Mais même avec les concessions à l’industrie des combustibles fossiles, « le projet de loi en vaut toujours la peine pour le changement climatique », a déclaré Leah Stokes, professeur de politique environnementale à l’Université de Santa Barbara, en Californie, qui conseillait les démocrates du Sénat.

Il y a deux semaines, alors que même M. Biden semblait écrire une nécrologie pour la législation sur le climat, un petit groupe de législateurs a continué à travailler avec M. Manchin. Plusieurs démocrates et militants pour le climat ont crédité le sénateur John Hickenlooper du Colorado d’avoir gardé les lignes de communication ouvertes avec M. Manchin.

« Quand beaucoup de gens ont dit ‘C’est la fin’ et que tout le monde l’a écrit, je suis allé voir tous ceux que je connaissais et j’ai dit : ‘Attendez une minute, nous ne pouvons pas arrêter », a déclaré M. Hickenlooper, un ancien géologue d’une compagnie pétrolière et gazière. « Nous n’avons pas d’alternative satisfaisante. »

Beaucoup se méfiaient de la poursuite des négociations parce qu’« ils ne voulaient pas avoir le cœur brisé à nouveau », a déclaré M. Hickenlooper. Mais, a-t-il dit, M. Manchin a insisté sur le fait qu’il était toujours ouvert à un accord.

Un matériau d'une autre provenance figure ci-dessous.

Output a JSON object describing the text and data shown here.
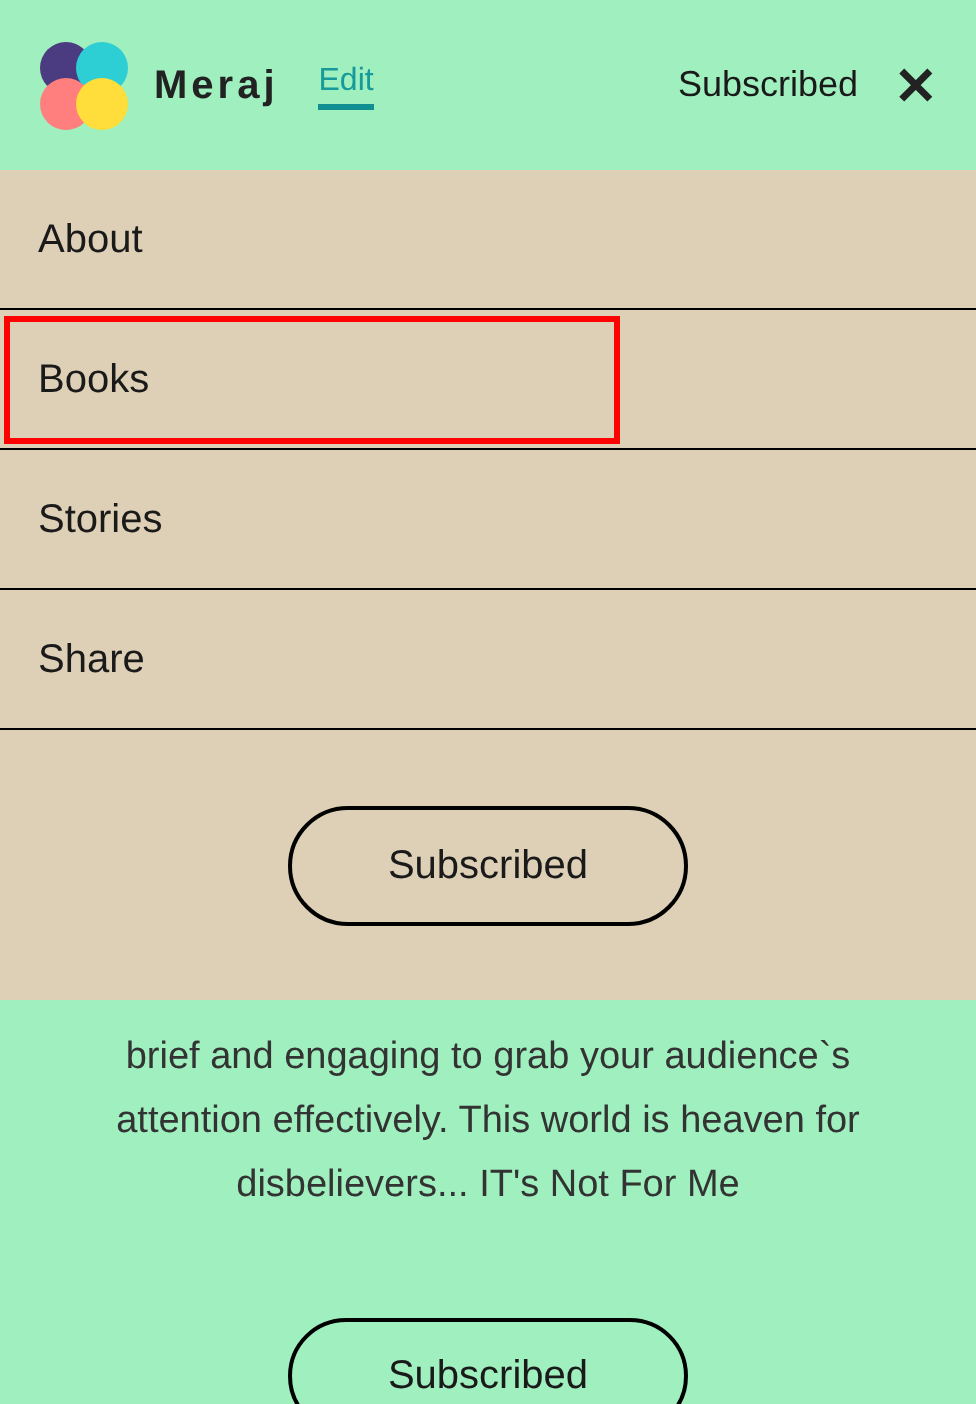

M. Hickenlooper a déclaré que le groupe travaillait en étroite collaboration avec des experts de la Wharton School de l’Université de Pennsylvanie et que M. Manchin avait beaucoup mis en avant leurs données indiquant qu’une législation pouvait être conçue pour ne pas aggraver l’inflation.

Il a qualifié M. Manchin de « courtier honnête » dans les pourparlers, celui qui voulait trouver un moyen de lutter contre le changement climatique sans créer un fardeau pour les travailleurs des combustibles fossiles de son État.

« Il ne m’a jamais dit qu’il avait terminé, et j’ai dit que tant que Joe Manchin est à table, je suis à la table », a déclaré M. Hickenlooper.